Stocks in the U.S. opened down on Monday, due to more worrying news from Europe. Reports from Europe said that sovereign debt continues to create problems for countries in the region even though austerity problems continuing huge budget cuts have been put into place. Stock markets in Europe were down sharply on the news.

By mid morning, the Dow had lost over 134 points in trading, with the concern focused on the euro zone stability as a whole. European Union statistics released on Monday confirmed the effects of the austerity plans that have been placed in many countries in the euro zone. Even though there have been widespread cost cutting measures throughout the region, the overall debt in the region increased to 87.2%, the highest it has been since the euro was first established.
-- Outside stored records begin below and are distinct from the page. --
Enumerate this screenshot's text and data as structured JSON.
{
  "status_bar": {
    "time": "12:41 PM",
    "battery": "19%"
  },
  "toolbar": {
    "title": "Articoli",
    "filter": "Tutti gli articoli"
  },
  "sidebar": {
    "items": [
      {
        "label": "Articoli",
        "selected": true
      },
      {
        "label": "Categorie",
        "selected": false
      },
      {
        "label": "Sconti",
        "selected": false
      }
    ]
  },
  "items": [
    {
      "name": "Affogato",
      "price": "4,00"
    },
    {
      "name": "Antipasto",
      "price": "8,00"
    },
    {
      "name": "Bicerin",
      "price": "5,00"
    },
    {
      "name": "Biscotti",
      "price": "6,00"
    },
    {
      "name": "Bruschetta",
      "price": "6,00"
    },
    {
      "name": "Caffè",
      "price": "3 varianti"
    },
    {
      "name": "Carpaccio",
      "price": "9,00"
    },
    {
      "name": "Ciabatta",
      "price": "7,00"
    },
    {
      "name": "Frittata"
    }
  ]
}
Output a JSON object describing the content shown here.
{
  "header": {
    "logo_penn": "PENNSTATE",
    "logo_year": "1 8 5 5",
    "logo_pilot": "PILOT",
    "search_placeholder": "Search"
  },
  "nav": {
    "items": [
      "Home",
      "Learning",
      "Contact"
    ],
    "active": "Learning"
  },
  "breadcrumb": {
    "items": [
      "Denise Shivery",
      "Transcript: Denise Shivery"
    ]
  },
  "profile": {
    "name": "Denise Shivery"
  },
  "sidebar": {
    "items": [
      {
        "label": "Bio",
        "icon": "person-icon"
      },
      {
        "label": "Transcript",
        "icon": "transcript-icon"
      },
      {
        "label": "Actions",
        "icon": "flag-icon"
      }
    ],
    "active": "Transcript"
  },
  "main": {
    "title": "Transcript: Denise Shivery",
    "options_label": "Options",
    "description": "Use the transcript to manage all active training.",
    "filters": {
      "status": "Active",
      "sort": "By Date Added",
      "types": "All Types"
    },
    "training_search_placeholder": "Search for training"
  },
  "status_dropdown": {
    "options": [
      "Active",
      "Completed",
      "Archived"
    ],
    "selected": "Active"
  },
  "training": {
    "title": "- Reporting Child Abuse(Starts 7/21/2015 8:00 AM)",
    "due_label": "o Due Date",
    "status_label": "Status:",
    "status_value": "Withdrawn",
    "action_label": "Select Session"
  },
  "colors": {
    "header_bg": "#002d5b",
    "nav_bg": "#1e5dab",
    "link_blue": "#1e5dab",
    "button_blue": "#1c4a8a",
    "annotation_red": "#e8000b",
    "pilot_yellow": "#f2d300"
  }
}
In addition, the services and manufacturing sectors in the euro zone fell unexpectedly during April. Another cause for concern was the preliminary round of elections for the presidency of France. France’s incumbent president Nicholas Sarkozy placed second behind Socialist Francois Hollande, who is a stern critic of using austerity to solve a debt crisis. Sarkozy’s pact with Angela Markel of Germany has been key in the negotiations over the debt crisis in Europe.

The major indexes in Europe were sharply down. The CAC-40 in France dropped nearly 3%, while the main index in Germany was down almost 3.6%. The euro was also off versus the dollar. In the U.S., the S&P 500 index was down 16 points in morning trading and the NASDAQ was off 48 points to drop below 3,000.